As for wishing your friend ill and resenting her marriage and happiness, the best cure for this is to start creating happiness for yourself and focus on that. Get out of the habit of comparing your life to those of others because there are so many problems with doing this.

Adopt a pet or take up a hobby or even just find something, anything, that brings you joy. Frankly, stay away from social media if you want my advice. Countless studies have linked excessive social media usage to depression and negative mental health outcomes. It’s poison for someone in your frame of mind.

Start small, and build on small achievements and small steps towards happiness. Good luck to you x

  • This reply was modified 1 month, 2 weeks ago by indigobee.
Post # 21
Member
224 posts
Helper bee

Bee, this was a very emotional post, and there are lots of things going on in your brain. Not saying things are wrong because it’s going on in your mind, but lots to sort out.

As previous posters mentioned, definitely find someone professional to talk through all this with because it would be so much more helpful than a loved one or an internet forum.

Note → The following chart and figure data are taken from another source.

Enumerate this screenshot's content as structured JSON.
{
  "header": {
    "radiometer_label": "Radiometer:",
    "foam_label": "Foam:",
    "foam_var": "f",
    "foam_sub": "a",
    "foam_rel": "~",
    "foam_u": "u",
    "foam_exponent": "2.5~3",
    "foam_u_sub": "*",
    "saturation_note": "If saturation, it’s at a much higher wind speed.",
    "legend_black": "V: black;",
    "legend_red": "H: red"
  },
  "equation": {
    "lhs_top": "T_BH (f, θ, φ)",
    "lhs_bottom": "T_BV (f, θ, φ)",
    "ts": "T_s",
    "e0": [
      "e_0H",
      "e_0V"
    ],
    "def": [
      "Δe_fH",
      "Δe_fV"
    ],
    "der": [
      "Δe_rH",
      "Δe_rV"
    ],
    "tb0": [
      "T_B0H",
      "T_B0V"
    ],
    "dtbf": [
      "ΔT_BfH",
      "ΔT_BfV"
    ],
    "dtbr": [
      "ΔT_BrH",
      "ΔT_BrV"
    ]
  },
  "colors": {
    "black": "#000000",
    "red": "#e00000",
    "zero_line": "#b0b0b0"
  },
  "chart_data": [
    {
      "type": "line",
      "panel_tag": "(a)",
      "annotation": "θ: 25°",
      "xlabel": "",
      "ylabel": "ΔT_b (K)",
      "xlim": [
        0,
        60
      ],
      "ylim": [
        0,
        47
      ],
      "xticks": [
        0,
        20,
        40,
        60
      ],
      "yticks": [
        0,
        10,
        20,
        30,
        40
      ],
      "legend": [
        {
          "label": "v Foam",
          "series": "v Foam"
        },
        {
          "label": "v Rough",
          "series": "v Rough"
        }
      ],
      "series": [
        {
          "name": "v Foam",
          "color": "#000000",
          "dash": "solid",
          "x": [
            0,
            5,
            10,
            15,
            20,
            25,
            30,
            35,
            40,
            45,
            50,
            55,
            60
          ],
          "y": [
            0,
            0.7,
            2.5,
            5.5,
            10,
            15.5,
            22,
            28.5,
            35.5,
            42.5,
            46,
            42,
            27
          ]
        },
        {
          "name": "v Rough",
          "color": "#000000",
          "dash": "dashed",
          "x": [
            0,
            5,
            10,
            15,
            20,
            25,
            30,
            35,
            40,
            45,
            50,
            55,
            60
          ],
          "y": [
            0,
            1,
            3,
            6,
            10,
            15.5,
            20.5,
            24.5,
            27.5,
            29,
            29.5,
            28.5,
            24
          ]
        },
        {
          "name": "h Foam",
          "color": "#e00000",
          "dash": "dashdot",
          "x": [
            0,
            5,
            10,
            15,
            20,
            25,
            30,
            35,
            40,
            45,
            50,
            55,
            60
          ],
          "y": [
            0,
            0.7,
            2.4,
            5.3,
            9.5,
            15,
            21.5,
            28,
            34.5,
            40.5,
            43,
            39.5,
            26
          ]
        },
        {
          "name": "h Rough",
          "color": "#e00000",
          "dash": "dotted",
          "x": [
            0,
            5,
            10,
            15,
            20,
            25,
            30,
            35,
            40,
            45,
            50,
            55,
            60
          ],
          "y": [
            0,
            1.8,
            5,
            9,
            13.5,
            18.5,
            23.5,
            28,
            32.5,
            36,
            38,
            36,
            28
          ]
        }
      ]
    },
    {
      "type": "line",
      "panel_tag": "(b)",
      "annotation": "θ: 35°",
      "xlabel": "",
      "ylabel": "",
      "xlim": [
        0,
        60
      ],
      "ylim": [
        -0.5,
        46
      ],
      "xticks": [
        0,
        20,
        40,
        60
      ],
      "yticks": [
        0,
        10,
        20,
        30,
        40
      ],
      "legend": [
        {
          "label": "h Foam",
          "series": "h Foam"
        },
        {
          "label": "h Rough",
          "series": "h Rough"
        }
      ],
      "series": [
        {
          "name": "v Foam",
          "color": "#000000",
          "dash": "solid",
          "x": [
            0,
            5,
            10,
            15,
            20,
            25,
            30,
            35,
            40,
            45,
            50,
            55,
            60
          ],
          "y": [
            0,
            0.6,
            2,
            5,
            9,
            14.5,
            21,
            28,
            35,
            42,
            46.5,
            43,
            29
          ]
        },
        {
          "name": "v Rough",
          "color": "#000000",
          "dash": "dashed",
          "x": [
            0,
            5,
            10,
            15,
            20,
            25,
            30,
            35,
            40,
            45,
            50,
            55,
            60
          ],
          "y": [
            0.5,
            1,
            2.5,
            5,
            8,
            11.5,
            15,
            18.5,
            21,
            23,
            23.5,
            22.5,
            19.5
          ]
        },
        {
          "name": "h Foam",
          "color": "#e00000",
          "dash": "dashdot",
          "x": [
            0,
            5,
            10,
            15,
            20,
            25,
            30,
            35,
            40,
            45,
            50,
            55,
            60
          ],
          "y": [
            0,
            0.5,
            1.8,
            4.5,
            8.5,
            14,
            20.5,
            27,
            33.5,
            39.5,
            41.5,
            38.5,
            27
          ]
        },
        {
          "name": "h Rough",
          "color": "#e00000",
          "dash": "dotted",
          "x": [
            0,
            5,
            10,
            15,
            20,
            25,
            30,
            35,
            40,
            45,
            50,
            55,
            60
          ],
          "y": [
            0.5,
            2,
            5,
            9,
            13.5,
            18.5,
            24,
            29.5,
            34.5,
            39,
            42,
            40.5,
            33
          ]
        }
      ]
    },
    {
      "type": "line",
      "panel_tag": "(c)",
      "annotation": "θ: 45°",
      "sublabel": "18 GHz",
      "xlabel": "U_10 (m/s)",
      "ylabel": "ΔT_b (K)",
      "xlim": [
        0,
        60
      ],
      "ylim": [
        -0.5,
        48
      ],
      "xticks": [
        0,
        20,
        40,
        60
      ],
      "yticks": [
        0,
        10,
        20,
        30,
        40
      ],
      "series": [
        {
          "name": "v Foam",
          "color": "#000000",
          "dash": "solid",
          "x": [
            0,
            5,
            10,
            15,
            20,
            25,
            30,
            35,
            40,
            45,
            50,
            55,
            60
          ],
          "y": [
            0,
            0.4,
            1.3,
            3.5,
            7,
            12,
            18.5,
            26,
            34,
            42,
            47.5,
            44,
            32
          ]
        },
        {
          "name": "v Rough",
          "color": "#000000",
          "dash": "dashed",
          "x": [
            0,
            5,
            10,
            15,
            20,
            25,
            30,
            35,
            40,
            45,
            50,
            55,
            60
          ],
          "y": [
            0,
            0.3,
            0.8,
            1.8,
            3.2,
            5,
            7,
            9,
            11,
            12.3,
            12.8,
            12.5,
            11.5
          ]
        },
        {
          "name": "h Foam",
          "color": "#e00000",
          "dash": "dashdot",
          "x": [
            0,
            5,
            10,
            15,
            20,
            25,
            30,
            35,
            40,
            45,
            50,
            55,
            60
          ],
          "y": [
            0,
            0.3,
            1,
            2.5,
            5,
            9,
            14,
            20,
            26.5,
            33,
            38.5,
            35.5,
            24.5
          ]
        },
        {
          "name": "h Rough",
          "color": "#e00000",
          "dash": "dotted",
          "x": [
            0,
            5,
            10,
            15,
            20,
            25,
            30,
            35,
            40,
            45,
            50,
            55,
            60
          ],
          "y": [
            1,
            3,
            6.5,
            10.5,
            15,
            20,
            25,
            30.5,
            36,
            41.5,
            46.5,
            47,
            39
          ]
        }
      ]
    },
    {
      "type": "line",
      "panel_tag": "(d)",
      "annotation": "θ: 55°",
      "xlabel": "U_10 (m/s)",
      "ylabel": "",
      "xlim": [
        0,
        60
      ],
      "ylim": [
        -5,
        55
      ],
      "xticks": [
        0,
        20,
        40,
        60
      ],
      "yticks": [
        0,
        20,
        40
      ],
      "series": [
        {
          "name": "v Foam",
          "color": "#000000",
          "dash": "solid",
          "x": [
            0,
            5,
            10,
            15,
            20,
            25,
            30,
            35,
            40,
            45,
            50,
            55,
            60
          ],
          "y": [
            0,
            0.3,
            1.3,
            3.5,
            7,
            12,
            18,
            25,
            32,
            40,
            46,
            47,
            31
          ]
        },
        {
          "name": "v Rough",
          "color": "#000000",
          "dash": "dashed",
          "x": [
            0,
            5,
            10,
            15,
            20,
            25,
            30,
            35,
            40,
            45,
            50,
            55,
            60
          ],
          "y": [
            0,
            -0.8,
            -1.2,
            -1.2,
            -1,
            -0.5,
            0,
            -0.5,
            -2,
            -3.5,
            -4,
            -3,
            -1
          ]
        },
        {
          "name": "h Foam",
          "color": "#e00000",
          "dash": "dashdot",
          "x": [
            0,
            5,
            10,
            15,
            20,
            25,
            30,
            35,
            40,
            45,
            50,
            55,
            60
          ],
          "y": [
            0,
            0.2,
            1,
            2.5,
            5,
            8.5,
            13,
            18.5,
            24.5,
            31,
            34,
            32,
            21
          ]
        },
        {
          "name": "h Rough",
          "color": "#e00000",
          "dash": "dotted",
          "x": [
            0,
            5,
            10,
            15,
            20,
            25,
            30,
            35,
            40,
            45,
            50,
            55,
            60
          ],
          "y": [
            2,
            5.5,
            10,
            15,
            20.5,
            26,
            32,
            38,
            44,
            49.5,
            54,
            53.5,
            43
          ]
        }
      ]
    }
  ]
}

But the thing I will comment is that outer appearances – the Facebook name, a beautiful wedding, having kids – do not change your perception of you or your past. Only you can do that. And you need to realize that other people – the woman who posted on fb about abuse she suffered from your family friend, a friend who had her name changed seemingly smoothly, your future sister-in-law, can only affect you the amount you let them. Because it all comes back to YOU.

You need to take responsibility for and charge of YOU.